7.Guyana had made noteworthy advancement in relation to the development of its indigenous peoples, who represent some 9 per cent of its population. A Ministry of Amerindian Affairs has been established, and the Amerindian Act of 2006 provided for, inter alia, land claims, resource rights, traditional rights, the governance of communities and the establishment of a National Toshaos Council. Access to social services has been significantly improved, and more indigenous children were now in school than in any previous period in the country’s history. Over the past five years, the ownership of land by indigenous communities has increased from 6.5 per cent to approximately 14 per cent of Guyana’s land ass, with 134 communities now having legal title to the lands that they used and occupied. Those legal titles were grants of State lands that were “absolute and forever” and allowed for their indisputable control by communities. Addressing land claims is a continuous process.

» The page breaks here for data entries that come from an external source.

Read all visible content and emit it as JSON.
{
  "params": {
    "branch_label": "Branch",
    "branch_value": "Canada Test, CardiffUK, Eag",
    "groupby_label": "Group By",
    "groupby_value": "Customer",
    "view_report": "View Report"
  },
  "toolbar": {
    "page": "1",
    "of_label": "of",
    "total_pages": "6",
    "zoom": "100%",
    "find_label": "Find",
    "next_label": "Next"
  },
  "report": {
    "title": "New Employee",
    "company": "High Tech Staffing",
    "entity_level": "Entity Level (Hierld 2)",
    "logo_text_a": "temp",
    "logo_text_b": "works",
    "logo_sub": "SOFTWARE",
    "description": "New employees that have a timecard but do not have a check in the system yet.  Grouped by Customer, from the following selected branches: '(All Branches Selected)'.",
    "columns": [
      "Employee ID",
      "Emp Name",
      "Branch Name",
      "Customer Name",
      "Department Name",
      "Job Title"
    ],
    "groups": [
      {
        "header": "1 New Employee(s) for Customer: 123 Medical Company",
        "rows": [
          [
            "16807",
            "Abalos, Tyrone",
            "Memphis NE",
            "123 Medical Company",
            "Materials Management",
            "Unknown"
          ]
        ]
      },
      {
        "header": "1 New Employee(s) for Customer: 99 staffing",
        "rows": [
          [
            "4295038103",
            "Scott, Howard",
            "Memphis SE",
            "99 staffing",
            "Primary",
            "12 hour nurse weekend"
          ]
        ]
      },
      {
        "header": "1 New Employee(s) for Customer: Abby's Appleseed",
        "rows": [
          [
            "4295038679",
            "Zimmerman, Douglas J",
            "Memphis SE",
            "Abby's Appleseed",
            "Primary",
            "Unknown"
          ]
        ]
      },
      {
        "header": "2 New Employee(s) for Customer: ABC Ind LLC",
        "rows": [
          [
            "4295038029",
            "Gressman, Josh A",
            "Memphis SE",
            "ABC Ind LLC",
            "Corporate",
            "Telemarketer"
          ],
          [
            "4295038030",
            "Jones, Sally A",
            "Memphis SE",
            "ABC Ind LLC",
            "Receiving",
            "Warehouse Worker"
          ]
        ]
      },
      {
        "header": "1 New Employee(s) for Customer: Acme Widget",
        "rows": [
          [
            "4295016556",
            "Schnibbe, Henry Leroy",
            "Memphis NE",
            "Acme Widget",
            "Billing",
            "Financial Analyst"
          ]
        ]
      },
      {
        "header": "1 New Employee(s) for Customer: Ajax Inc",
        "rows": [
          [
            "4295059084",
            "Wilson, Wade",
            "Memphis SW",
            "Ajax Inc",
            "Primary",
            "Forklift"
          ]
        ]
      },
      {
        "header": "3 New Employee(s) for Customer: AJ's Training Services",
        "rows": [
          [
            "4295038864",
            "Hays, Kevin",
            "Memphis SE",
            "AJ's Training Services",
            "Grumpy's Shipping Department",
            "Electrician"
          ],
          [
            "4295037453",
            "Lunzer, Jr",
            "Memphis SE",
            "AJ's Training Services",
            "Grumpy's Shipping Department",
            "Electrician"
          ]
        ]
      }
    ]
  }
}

8.The Amerindian Act 2006 provides for detailed rights in relation to the Amerindians, especially land rights. It provides generally for the recognition and protection of the collective rights of Amerindian Villages and Communities, the granting of land to Amerindian Villages and Communities and the promotion of good governance within Amerindian Villages an Communities. This is the primary legislation on the property rights of indigenous peoples over lands, territories and natural resources further complimented with other statutes.